S.192 provides little due process rights for employers and encourages employees to use the process because the employee has no costs associated with sending a letter, and very little cost for filing a lien. Additionally, even if the employer believes no wages are owed, it will be cheaper to pay the employee the amount demanded than to pay court fees and attorney fees to fight and unfounded or misunderstood claim. It is important to note that the Department of Labor and Training supported the concept of the bill.
The Chamber opposes the passage of S.192. Please contact your Senator to express your opposition to this bill.

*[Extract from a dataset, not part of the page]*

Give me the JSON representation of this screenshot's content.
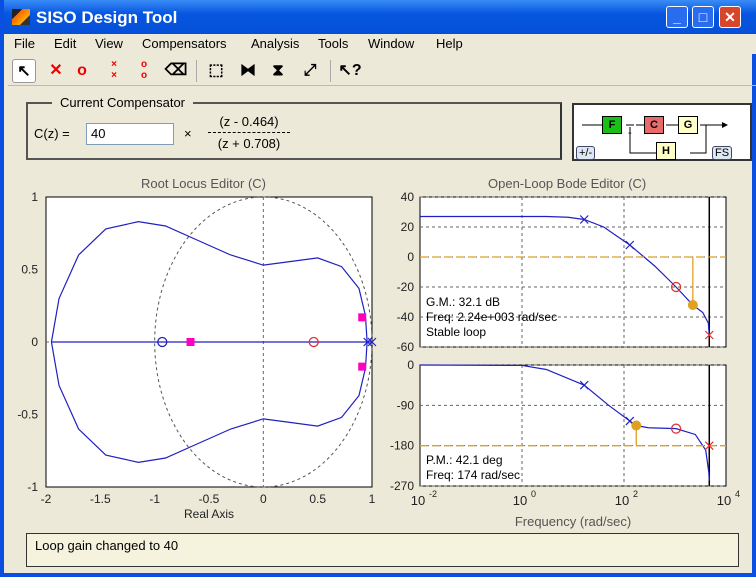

Senate Environment Amends Bill to Double Tax
S.442, An Act Relating to Waters and Navigation – Climate Change Coastal Adaptation Trust Fund, was amended last week and is headed for the Senate floor. In the original form, S.442 called for a doubling of the petroleum per barrel that was first adopted in 1989. The 5 cents per barrel fee was adopted to create a fund to allow DEM to quickly react to any petroleum spill in the coastal waters of RI. However the fund has been “raided” over the years for other projects. S.442 would have doubled the tax to 10 cents per barrel – raising an additional $1.8 million a year for projects made necessary due to rising tides and flooding. The Senate Committee passed S.442SubstituteA creating the Climate change coastal Adaptation Trust Fund, but eliminated the new 5 cent per barrel fee. The new version allows for money to be designated out of the general revenue fund at the legislature’s discretion, allows for the receipt of grant money and donations.
The following new bills were filed:
House Bill No. 6184, AN ACT RELATING TO PUBLIC UTILITIES AND CARRIERS -- PUBLIC UTILITIES COMMISSION (Precludes electric distribution companies from including their gas transmission contracts or cost of facilities in the rate base for electricity customers.)
House Bill No. 6192, AN ACT RELATING TO TOWNS AND CITIES (Exempts both the land and building of the Stadium Theatre Performing Arts Centre in Woonsocket and as identified by street address and plat and lot number.)
House Bill No. 6193, AN ACT RELATING TO ALCOHOLIC BEVERAGES (Prohibits individuals from completing alcohol-server training requirements from online or Internet sources.)
House Bill No. 6198, AN ACT RELATING TO LABOR AND LABOR RELATIONS -- TEMPORARY DISABILITY INSURANCE (Allows employees, of an employer that sponsors disability insurance programs, to elect to exempt them from temporary disability insurance coverage.)